Amey prison pay deal branded ‘lucky dip’ farce by Unite
Barckley Sumner, Wednesday, March 20th, 2019


Unite has branded a pay offer, made to its 500 members employed by Amey undertaking prison maintenance work, as a farce and a ‘lucky dip’.

 

The problems relate to last year’s pay increase which was due in April 2018. Amey proposed a variable pay deal for its prison maintenance stuff. Workers would receive between 0 – 3.5 per cent depending on a huge number of factors (see notes to editors).

 

Amey has been unable to provide information on how much each of Unite’s 500 members will receive if they agree to the pay offer and when individual workers have asked for the same information about their personal proposed increase they have also been told that it is not available.

 

Amey has now told Unite that they will provide the requested information only after the workforce has agreed to the pay offer.

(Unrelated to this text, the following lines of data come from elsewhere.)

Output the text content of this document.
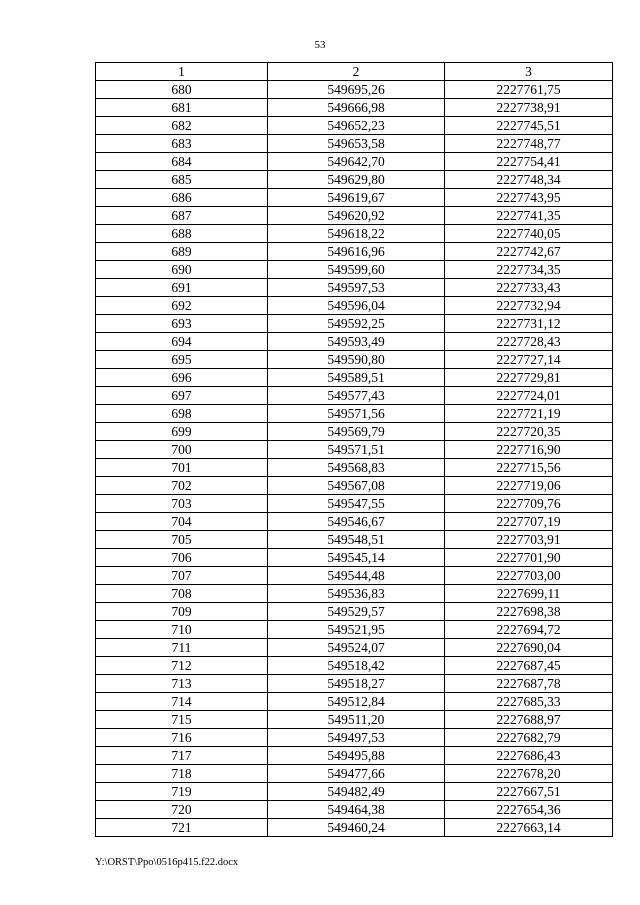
53
1	2	3
680	549695,26	2227761,75
681	549666,98	2227738,91
682	549652,23	2227745,51
683	549653,58	2227748,77
684	549642,70	2227754,41
685	549629,80	2227748,34
686	549619,67	2227743,95
687	549620,92	2227741,35
688	549618,22	2227740,05
689	549616,96	2227742,67
690	549599,60	2227734,35
691	549597,53	2227733,43
692	549596,04	2227732,94
693	549592,25	2227731,12
694	549593,49	2227728,43
695	549590,80	2227727,14
696	549589,51	2227729,81
697	549577,43	2227724,01
698	549571,56	2227721,19
699	549569,79	2227720,35
700	549571,51	2227716,90
701	549568,83	2227715,56
702	549567,08	2227719,06
703	549547,55	2227709,76
704	549546,67	2227707,19
705	549548,51	2227703,91
706	549545,14	2227701,90
707	549544,48	2227703,00
708	549536,83	2227699,11
709	549529,57	2227698,38
710	549521,95	2227694,72
711	549524,07	2227690,04
712	549518,42	2227687,45
713	549518,27	2227687,78
714	549512,84	2227685,33
715	549511,20	2227688,97
716	549497,53	2227682,79
717	549495,88	2227686,43
718	549477,66	2227678,20
719	549482,49	2227667,51
720	549464,38	2227654,36
721	549460,24	2227663,14
Y:\ORST\Ppo\0516p415.f22.docx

The company has refused to enter into any further negotiations about the pay offer.

 

Amey acquired the prison maintenance contract for all prisons in the North of England and Midlands in 2015. In the nearly four years since prison maintenance work was privatised Amey has failed to harmonise pay rates and problems are increasing rather than being resolved.

 

Unite officer with responsibility for prisons Caren Evans said, “The pay offer is a complete farce; Amey can’t or won’t tell Unite or the individual workers how much they will receive until after the offer is accepted.

 

“This is not a pay offer but a badly executed lucky dip.

 

“Workers operating side by side, doing the same work, could see one worker receiving a 3.5 per cent increase while the other received nothing.

 

“Amey has had this contract for nearly four years and rather than resolving pay issues, they are getting worse.

 

“This is the latest example of Amey’s total mishandling of the prison maintenance contracts which have been dogged by large doses of inertia and incompetence.

 

“The service is failing and the government must step and in and re-nationalise prison maintenance before the problems become so severe that the welfare of staff and inmates is directly put at risk.”

 

 

Amey has racked up substantial losses due to problems on its other public service contracts and it is understood that its Spanish parent company Ferrovial is looking to sell it.

 

The prison maintenance work in southern England was transferred to Carillion and following that company’s demise in January 2018, the workforce was transferred to Facility Management Services Ltd (FMSL) which is effectively a government agency. Since the workforce were transferred many of the pay and conditions issues are being resolved.